Slow process for possible new rail line around Chicago area

While the mayor of Aurora praised plans for a new railroad line around the Chicago area, the process of approval will take some time:

Not that everyone loves the idea. At a recent public hearing in Belvidere, near Rockford, some 400 people showed to say the train line would be dangerous in their areas, and would impact farms and groundwater. The U.S. Surface Transportation Board held a series of hearings on the proposed railroad, and took public comment through the middle of June. The board will issue an environmental impact statement, followed by more public hearings. A final impact statement is likely two to three years away, and then the Surface Transportation Board must approve the railroad before construction could begin.

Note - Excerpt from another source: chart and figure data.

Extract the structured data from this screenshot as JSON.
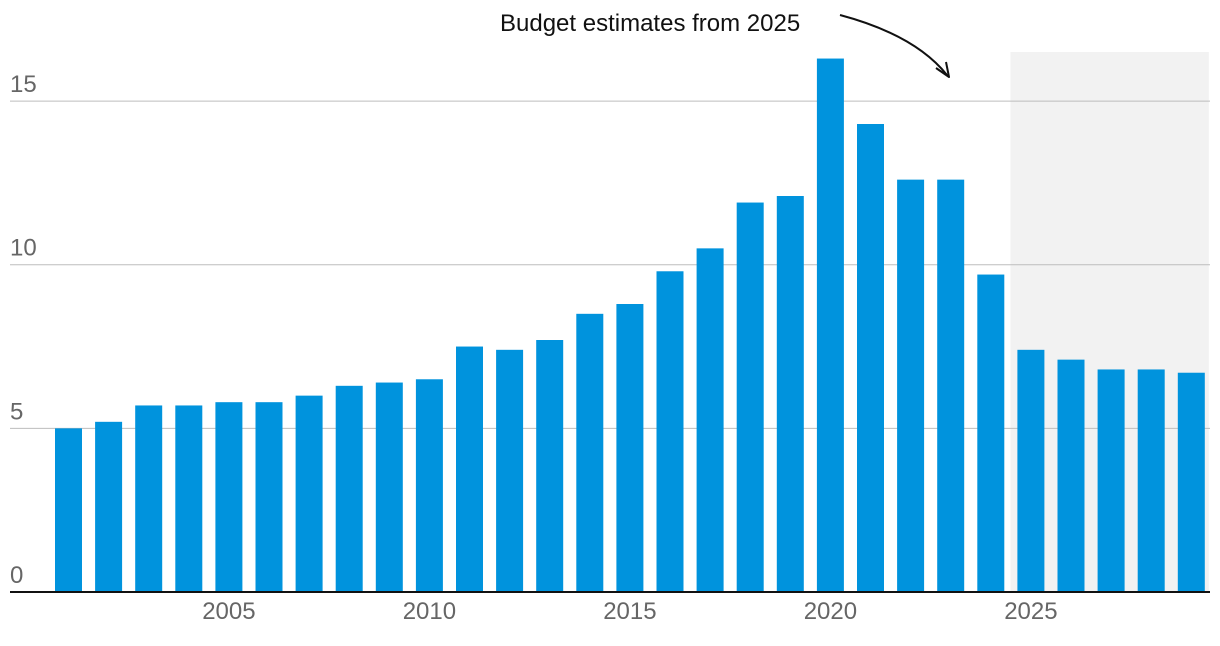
{
  "chart_data": {
    "type": "bar",
    "title": "",
    "xlabel": "",
    "ylabel": "",
    "categories": [
      2001,
      2002,
      2003,
      2004,
      2005,
      2006,
      2007,
      2008,
      2009,
      2010,
      2011,
      2012,
      2013,
      2014,
      2015,
      2016,
      2017,
      2018,
      2019,
      2020,
      2021,
      2022,
      2023,
      2024,
      2025,
      2026,
      2027,
      2028,
      2029
    ],
    "values": [
      5.0,
      5.2,
      5.7,
      5.7,
      5.8,
      5.8,
      6.0,
      6.3,
      6.4,
      6.5,
      7.5,
      7.4,
      7.7,
      8.5,
      8.8,
      9.8,
      10.5,
      11.9,
      12.1,
      16.3,
      14.3,
      12.6,
      12.6,
      9.7,
      7.4,
      7.1,
      6.8,
      6.8,
      6.7
    ],
    "ylim": [
      0,
      16.5
    ],
    "yticks": [
      0,
      5,
      10,
      15
    ],
    "yticklabels": [
      "0",
      "5",
      "10",
      "15"
    ],
    "xticks": [
      2005,
      2010,
      2015,
      2020,
      2025
    ],
    "xticklabels": [
      "2005",
      "2010",
      "2015",
      "2020",
      "2025"
    ],
    "grid": true,
    "highlight_region": {
      "from": 2025,
      "to": 2029,
      "label": "Budget estimates from 2025"
    },
    "annotation": {
      "text": "Budget estimates from 2025",
      "points_to": 2023.3
    },
    "colors": {
      "bar": "#0093dd",
      "grid": "#bdbdbd",
      "axis": "#111111",
      "shade": "#f2f2f2"
    }
  }
}
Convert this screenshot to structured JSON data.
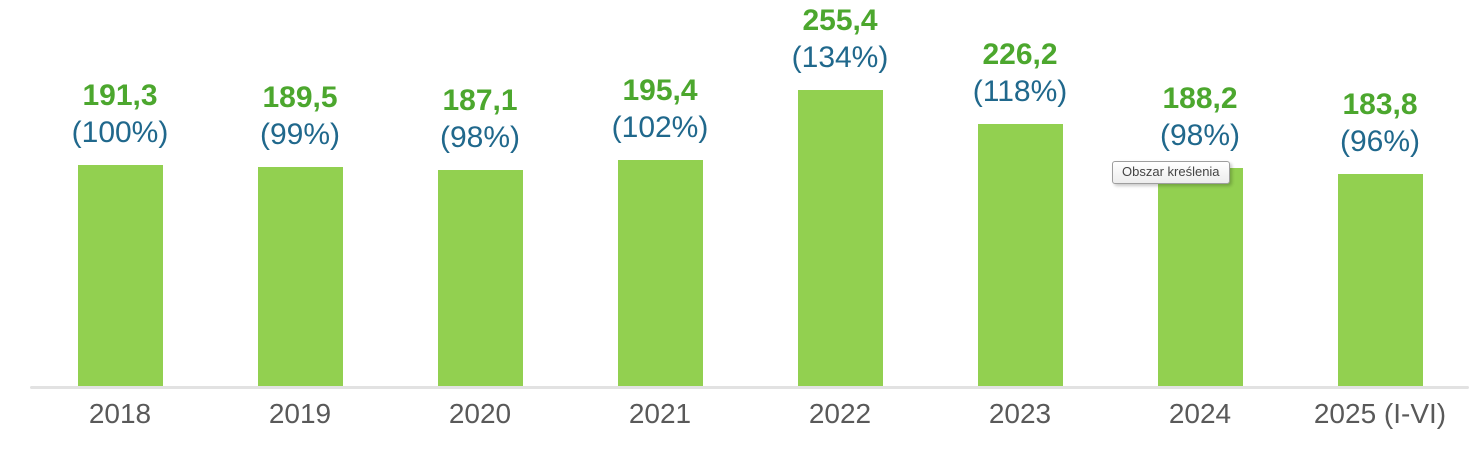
{
  "tooltip": {
    "label": "Obszar kreślenia"
  },
  "colors": {
    "bar": "#92D050",
    "value_text": "#4CA72E",
    "pct_text": "#20688C",
    "axis_line": "#E2E2E2",
    "xlabel_text": "#595959"
  },
  "chart_data": {
    "type": "bar",
    "categories": [
      "2018",
      "2019",
      "2020",
      "2021",
      "2022",
      "2023",
      "2024",
      "2025 (I-VI)"
    ],
    "values": [
      191.3,
      189.5,
      187.1,
      195.4,
      255.4,
      226.2,
      188.2,
      183.8
    ],
    "value_labels": [
      "191,3",
      "189,5",
      "187,1",
      "195,4",
      "255,4",
      "226,2",
      "188,2",
      "183,8"
    ],
    "percent_values": [
      100,
      99,
      98,
      102,
      134,
      118,
      98,
      96
    ],
    "pct_labels": [
      "(100%)",
      "(99%)",
      "(98%)",
      "(102%)",
      "(134%)",
      "(118%)",
      "(98%)",
      "(96%)"
    ],
    "title": "",
    "xlabel": "",
    "ylabel": "",
    "ylim": [
      0,
      260
    ],
    "grid": false,
    "legend": false,
    "bar_color": "#92D050",
    "data_label_format": "value (percent of 2018 baseline)"
  }
}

Not only does new infrastructure require large sums of money, it often involves a lengthy process involving federal and local agencies as well as local residents and local officials. As has been noted by multiple commentators, this can make infrastructure projects very difficult to construct. By the time all the hoops have been jumped through, the money secured, and bids and plans approved, a significant amount of time has passed. At the same time, not all major infrastructure projects are worthwhile. I’m thinking particularly of highways in major cities, like along the Embarcadero in San Francisco, the elevated highway in Boston which was replaced in the Big Dig, or the Lower Manhattan Expressway that was never built. So, we have a system that slows down the process, which helps in some circumstances and is burdensome in others.

This is a reminder that perhaps the best way to deal with all of this is to have good foresight. Plan ahead and fewer residents might be affected, costs are lower, and society can benefit from the infrastructure for longer. When governments or private firms wait – for lack of funds, lack of need, political pressure – the construction only becomes more difficult.